In his early work, Foucault undertook what he termed an 'archaeology' of the various 'epistemes' that underpinned developments in the history of human knowledge about the body. A key feature of this approach was his focus upon 'discourse' and the acceptance of its relativist nature, coupled with a rejection of any assumption of progress or teleology that could be ascribed to any particular episteme. In his account of the history of madness, for example, he argued against the view that a more humane 'scientific' understanding superseded earlier 'punitive' understandings of mental illness. instead he saw the emergence of psychiatry as an example of the growing role of 'reason' in the increasingly rationalised world of modernity. A similar theme is evident in his The Birth of the Clinic, where he described the emergence in the late eighteenth century of a new form of 'clinical medicine' which was not simply the development of new, improved technologies for identifying and treating illness but was a result of new forms of power/knowledge by which illness and disease were defined — which Foucault termed the 'clinical gaze' (Foucault 1975, 109). At a time of revolutionary political change, Foucault argued, an equally revolutionary transformation took place in medicine. Medicine began to map the 'body' of a disease onto the 'body' of the sick individual, and using instruments such as the stethoscope and procedures such as auscultation, re-framed discourses about health and disease based upon an 'anatomo-clinical' analysis of pathology. This created new forms of power as it established 'the possibility for the individual of being both subject and object of his own knowledge' (Foucault 1975, 197).
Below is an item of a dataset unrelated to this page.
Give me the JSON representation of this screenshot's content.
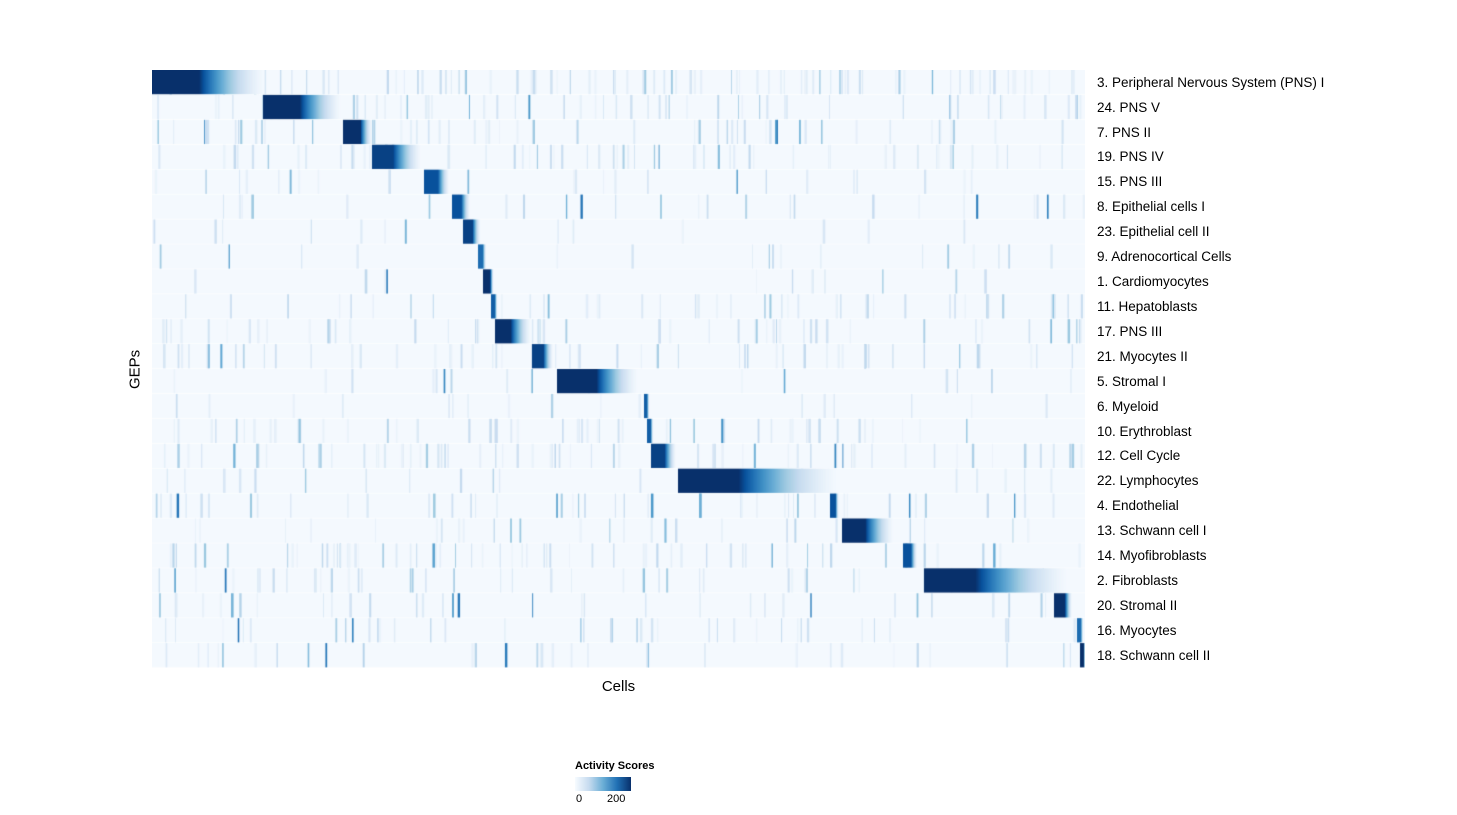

The tendency to relate knowledge of the body to power over it was given more attention in Discipline and Punish, Foucault's historical study of punishment (Foucault 1979). In it Foucault outlined the difference between two different modes of power, which he termed 'sovereign' and 'disciplinary' power. Drawing on accounts of public executions in pre-revolutionary France, he posits that sovereign power is exercised through the authority of the body of the monarch. Public displays of this power were crucial to its operation. Disciplinary power, on the other hand, operates through a 'bio- politics' that over time relies more on public surveillance and the capacity of 'capillary power' to reach down to all individuals, influencing their behaviour and actions. In contrast to the public execution, the most arresting image of disciplinary power was the 'panopticon' a form of prison organisation outlined by the utilitarian philosopher, Jeremy Bentham. A key feature of the panopticon was the way in which prison warders occupied a central location from which they could view all inmates but from which they themselves could not be seen. Because prisoners believed themselves to be always under surveillance, the assumption was that they would follow the desired behaviours of the prison regime whether or not they were in fact being observed at any one time or place, leading each individual prisoner to internalise appropriate prescribed behaviours rather than be made to submit to the regime through the use of force.